There are times, like now, in the midst of a slog through illness, when I am trying to find ways to boost my poor little guy's immune system as it struggles, and I wish breastmilk served as the cure-all it once did. There are times when my toolbox is as empty as it was when I was newly post-partum and I wish I could pull him close for a nurse instead of trying to comfort him with words or hugs that fall short. Our relationship is different now, and that change is natural, healthy, developmentally appropriate, but difficult all the same. When I'm lonely for the fat little baby in old pictures, I look at the goofy, gangly preschooler in front of me and am comforted that I didn't force him out of his sweet babyhood too soon. I'm glad that he shared a bit of that babyhood with his sister instead of being metaphorically dumped out of my lap in her favor.

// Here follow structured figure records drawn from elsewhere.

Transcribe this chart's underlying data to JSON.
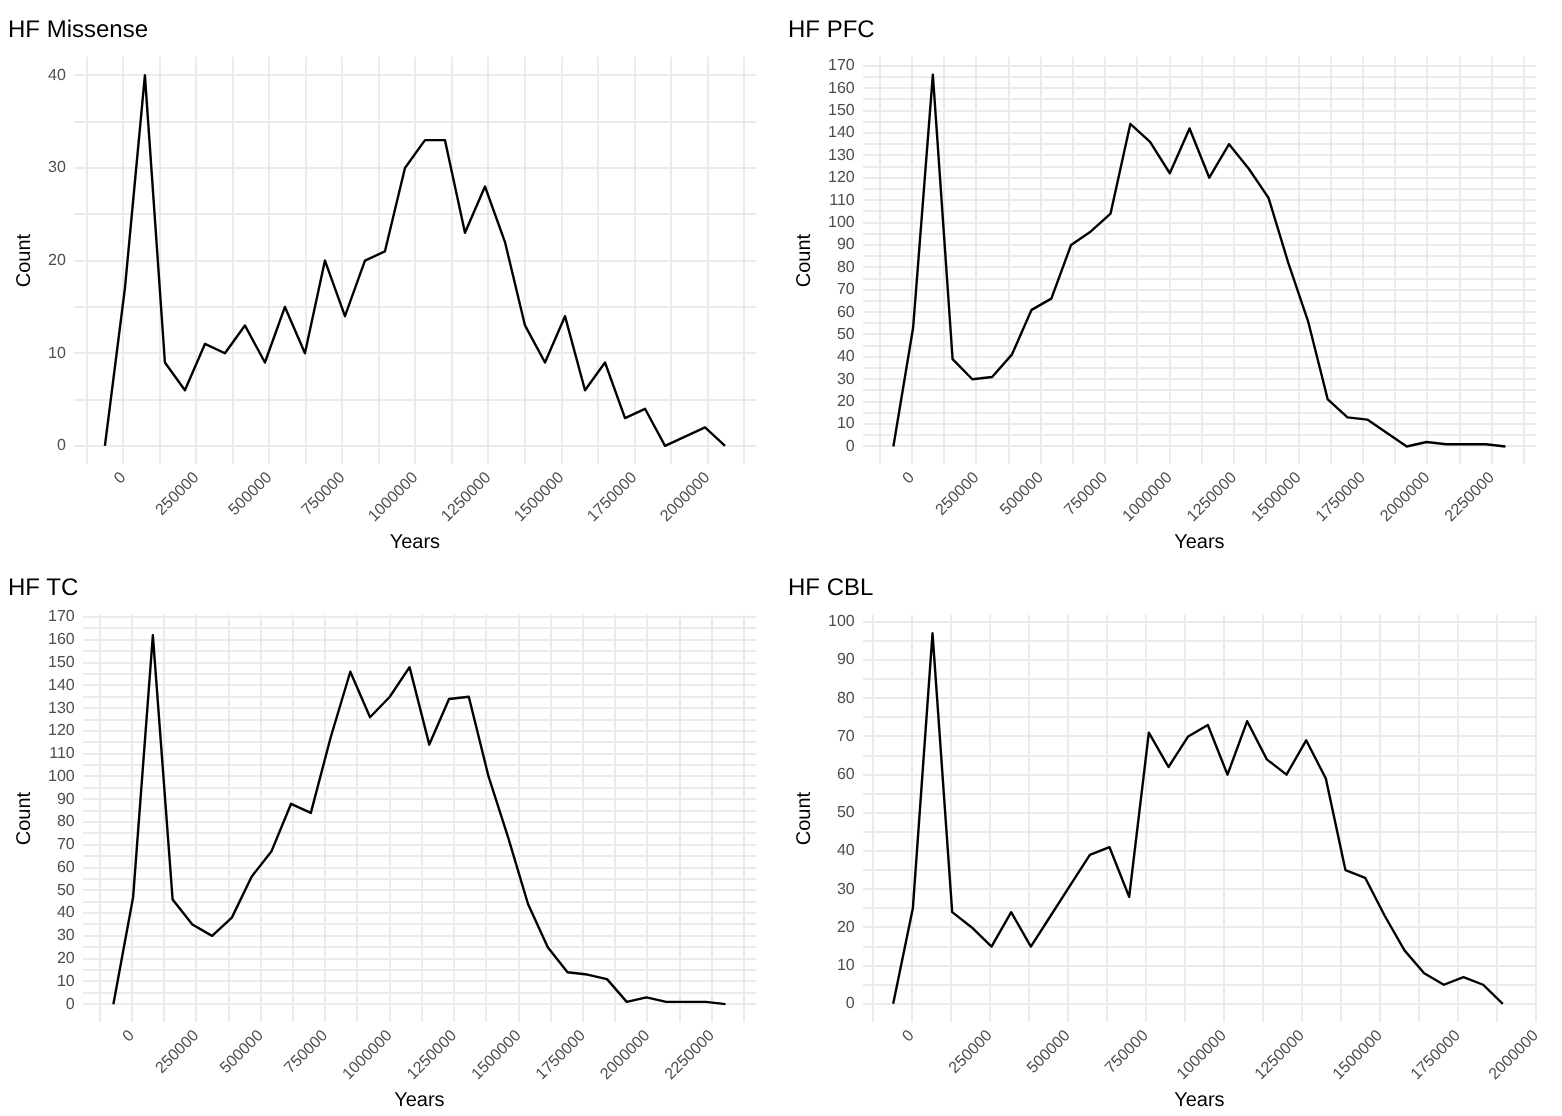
{
  "chart_data": [
    {
      "type": "line",
      "title": "HF Missense",
      "xlabel": "Years",
      "ylabel": "Count",
      "grid": true,
      "x": [
        -63500,
        5000,
        73500,
        142000,
        210500,
        279000,
        347500,
        416000,
        484500,
        553000,
        621500,
        690000,
        758500,
        827000,
        895500,
        964000,
        1032500,
        1101000,
        1169500,
        1238000,
        1306500,
        1375000,
        1443500,
        1512000,
        1580500,
        1649000,
        1717500,
        1786000,
        1854500,
        1923000,
        1991500,
        2060000
      ],
      "series": [
        {
          "color": "#000000",
          "values": [
            0,
            17,
            40,
            9,
            6,
            11,
            10,
            13,
            9,
            15,
            10,
            20,
            14,
            20,
            21,
            30,
            33,
            33,
            23,
            28,
            22,
            13,
            9,
            14,
            6,
            9,
            3,
            4,
            0,
            1,
            2,
            0
          ]
        }
      ],
      "xlim": [
        -170000,
        2166000
      ],
      "xticks": [
        {
          "value": -125000,
          "label": null
        },
        0,
        {
          "value": 125000,
          "label": null
        },
        250000,
        {
          "value": 375000,
          "label": null
        },
        500000,
        {
          "value": 625000,
          "label": null
        },
        750000,
        {
          "value": 875000,
          "label": null
        },
        1000000,
        {
          "value": 1125000,
          "label": null
        },
        1250000,
        {
          "value": 1375000,
          "label": null
        },
        1500000,
        {
          "value": 1625000,
          "label": null
        },
        1750000,
        {
          "value": 1875000,
          "label": null
        },
        2000000,
        {
          "value": 2125000,
          "label": null
        }
      ],
      "ylim": [
        -2,
        42
      ],
      "yticks": [
        0,
        {
          "value": 5,
          "label": null
        },
        10,
        {
          "value": 15,
          "label": null
        },
        20,
        {
          "value": 25,
          "label": null
        },
        30,
        {
          "value": 35,
          "label": null
        },
        40
      ]
    },
    {
      "type": "line",
      "title": "HF PFC",
      "xlabel": "Years",
      "ylabel": "Count",
      "grid": true,
      "x": [
        -72000,
        4600,
        81200,
        157800,
        234400,
        311000,
        387600,
        464200,
        540800,
        617400,
        694000,
        770600,
        847200,
        923800,
        1000400,
        1077000,
        1153600,
        1230200,
        1306800,
        1383400,
        1460000,
        1536600,
        1613200,
        1689800,
        1766400,
        1843000,
        1919600,
        1996200,
        2072800,
        2149400,
        2226000,
        2302600
      ],
      "series": [
        {
          "color": "#000000",
          "values": [
            0,
            53,
            166,
            39,
            30,
            31,
            41,
            61,
            66,
            90,
            96,
            104,
            144,
            136,
            122,
            142,
            120,
            135,
            124,
            111,
            82,
            56,
            21,
            13,
            12,
            6,
            0,
            2,
            1,
            1,
            1,
            0
          ]
        }
      ],
      "xlim": [
        -191000,
        2421000
      ],
      "xticks": [
        {
          "value": -125000,
          "label": null
        },
        0,
        {
          "value": 125000,
          "label": null
        },
        250000,
        {
          "value": 375000,
          "label": null
        },
        500000,
        {
          "value": 625000,
          "label": null
        },
        750000,
        {
          "value": 875000,
          "label": null
        },
        1000000,
        {
          "value": 1125000,
          "label": null
        },
        1250000,
        {
          "value": 1375000,
          "label": null
        },
        1500000,
        {
          "value": 1625000,
          "label": null
        },
        1750000,
        {
          "value": 1875000,
          "label": null
        },
        2000000,
        {
          "value": 2125000,
          "label": null
        },
        2250000,
        {
          "value": 2375000,
          "label": null
        }
      ],
      "ylim": [
        -8,
        174
      ],
      "yticks": [
        0,
        {
          "value": 5,
          "label": null
        },
        10,
        {
          "value": 15,
          "label": null
        },
        20,
        {
          "value": 25,
          "label": null
        },
        30,
        {
          "value": 35,
          "label": null
        },
        40,
        {
          "value": 45,
          "label": null
        },
        50,
        {
          "value": 55,
          "label": null
        },
        60,
        {
          "value": 65,
          "label": null
        },
        70,
        {
          "value": 75,
          "label": null
        },
        80,
        {
          "value": 85,
          "label": null
        },
        90,
        {
          "value": 95,
          "label": null
        },
        100,
        {
          "value": 105,
          "label": null
        },
        110,
        {
          "value": 115,
          "label": null
        },
        120,
        {
          "value": 125,
          "label": null
        },
        130,
        {
          "value": 135,
          "label": null
        },
        140,
        {
          "value": 145,
          "label": null
        },
        150,
        {
          "value": 155,
          "label": null
        },
        160,
        {
          "value": 165,
          "label": null
        },
        170
      ]
    },
    {
      "type": "line",
      "title": "HF TC",
      "xlabel": "Years",
      "ylabel": "Count",
      "grid": true,
      "x": [
        -72000,
        4600,
        81200,
        157800,
        234400,
        311000,
        387600,
        464200,
        540800,
        617400,
        694000,
        770600,
        847200,
        923800,
        1000400,
        1077000,
        1153600,
        1230200,
        1306800,
        1383400,
        1460000,
        1536600,
        1613200,
        1689800,
        1766400,
        1843000,
        1919600,
        1996200,
        2072800,
        2149400,
        2226000,
        2302600
      ],
      "series": [
        {
          "color": "#000000",
          "values": [
            0,
            47,
            162,
            46,
            35,
            30,
            38,
            56,
            67,
            88,
            84,
            117,
            146,
            126,
            135,
            148,
            114,
            134,
            135,
            100,
            73,
            44,
            25,
            14,
            13,
            11,
            1,
            3,
            1,
            1,
            1,
            0
          ]
        }
      ],
      "xlim": [
        -191000,
        2421000
      ],
      "xticks": [
        {
          "value": -125000,
          "label": null
        },
        0,
        {
          "value": 125000,
          "label": null
        },
        250000,
        {
          "value": 375000,
          "label": null
        },
        500000,
        {
          "value": 625000,
          "label": null
        },
        750000,
        {
          "value": 875000,
          "label": null
        },
        1000000,
        {
          "value": 1125000,
          "label": null
        },
        1250000,
        {
          "value": 1375000,
          "label": null
        },
        1500000,
        {
          "value": 1625000,
          "label": null
        },
        1750000,
        {
          "value": 1875000,
          "label": null
        },
        2000000,
        {
          "value": 2125000,
          "label": null
        },
        2250000,
        {
          "value": 2375000,
          "label": null
        }
      ],
      "ylim": [
        -8,
        171
      ],
      "yticks": [
        0,
        {
          "value": 5,
          "label": null
        },
        10,
        {
          "value": 15,
          "label": null
        },
        20,
        {
          "value": 25,
          "label": null
        },
        30,
        {
          "value": 35,
          "label": null
        },
        40,
        {
          "value": 45,
          "label": null
        },
        50,
        {
          "value": 55,
          "label": null
        },
        60,
        {
          "value": 65,
          "label": null
        },
        70,
        {
          "value": 75,
          "label": null
        },
        80,
        {
          "value": 85,
          "label": null
        },
        90,
        {
          "value": 95,
          "label": null
        },
        100,
        {
          "value": 105,
          "label": null
        },
        110,
        {
          "value": 115,
          "label": null
        },
        120,
        {
          "value": 125,
          "label": null
        },
        130,
        {
          "value": 135,
          "label": null
        },
        140,
        {
          "value": 145,
          "label": null
        },
        150,
        {
          "value": 155,
          "label": null
        },
        160,
        {
          "value": 165,
          "label": null
        },
        170
      ]
    },
    {
      "type": "line",
      "title": "HF CBL",
      "xlabel": "Years",
      "ylabel": "Count",
      "grid": true,
      "x": [
        -59300,
        3700,
        66700,
        129700,
        192700,
        255700,
        318700,
        381700,
        444700,
        507700,
        570700,
        633700,
        696700,
        759700,
        822700,
        885700,
        948700,
        1011700,
        1074700,
        1137700,
        1200700,
        1263700,
        1326700,
        1389700,
        1452700,
        1515700,
        1578700,
        1641700,
        1704700,
        1767700,
        1830700,
        1893700
      ],
      "series": [
        {
          "color": "#000000",
          "values": [
            0,
            25,
            97,
            24,
            20,
            15,
            24,
            15,
            23,
            31,
            39,
            41,
            28,
            71,
            62,
            70,
            73,
            60,
            74,
            64,
            60,
            69,
            59,
            35,
            33,
            23,
            14,
            8,
            5,
            7,
            5,
            0
          ]
        }
      ],
      "xlim": [
        -157000,
        2000000
      ],
      "xticks": [
        {
          "value": -125000,
          "label": null
        },
        0,
        {
          "value": 125000,
          "label": null
        },
        250000,
        {
          "value": 375000,
          "label": null
        },
        500000,
        {
          "value": 625000,
          "label": null
        },
        750000,
        {
          "value": 875000,
          "label": null
        },
        1000000,
        {
          "value": 1125000,
          "label": null
        },
        1250000,
        {
          "value": 1375000,
          "label": null
        },
        1500000,
        {
          "value": 1625000,
          "label": null
        },
        1750000,
        {
          "value": 1875000,
          "label": null
        },
        2000000
      ],
      "ylim": [
        -4.85,
        101.85
      ],
      "yticks": [
        0,
        {
          "value": 5,
          "label": null
        },
        10,
        {
          "value": 15,
          "label": null
        },
        20,
        {
          "value": 25,
          "label": null
        },
        30,
        {
          "value": 35,
          "label": null
        },
        40,
        {
          "value": 45,
          "label": null
        },
        50,
        {
          "value": 55,
          "label": null
        },
        60,
        {
          "value": 65,
          "label": null
        },
        70,
        {
          "value": 75,
          "label": null
        },
        80,
        {
          "value": 85,
          "label": null
        },
        90,
        {
          "value": 95,
          "label": null
        },
        100
      ]
    }
  ]
}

Though it was not always fun, I don't regret a single second of our term breastfeeding, and its effects are still making themselves known. When I find myself telling the doctor I'm not sure if George has ever been on antibiotics before. When I see him guilelessly look on at our friends' children as they nurse. When he nurtures his own sister or plays the role of caretaker with his toys. When he suggests that crying toddlers and children his own age might need some nummas. I'm proud of myself for those 34 months, and the 12 and a half I've spent breastfeeding Zelda. We've nursed on lawn furniture for sale in the middle of Target, at the zoo and at the park, in bed, all night, at strangers' houses and on walks, while I looked at the internet with one hand and he slept in my arms, for hours and hours and hours - an unquantifiable amount of time, of such enormous quality. I hope that, should he choose to have children, he carries these memories with him, whichever ones (if any) last to adulthood, and they influence the way he parents. Regardless of whether or not he winds up with kids of his own, I hope he remains a nurturer. And, I hope that this, among all my failings as a mother, serves as a reminder that I was -- and am -- in it for the long haul.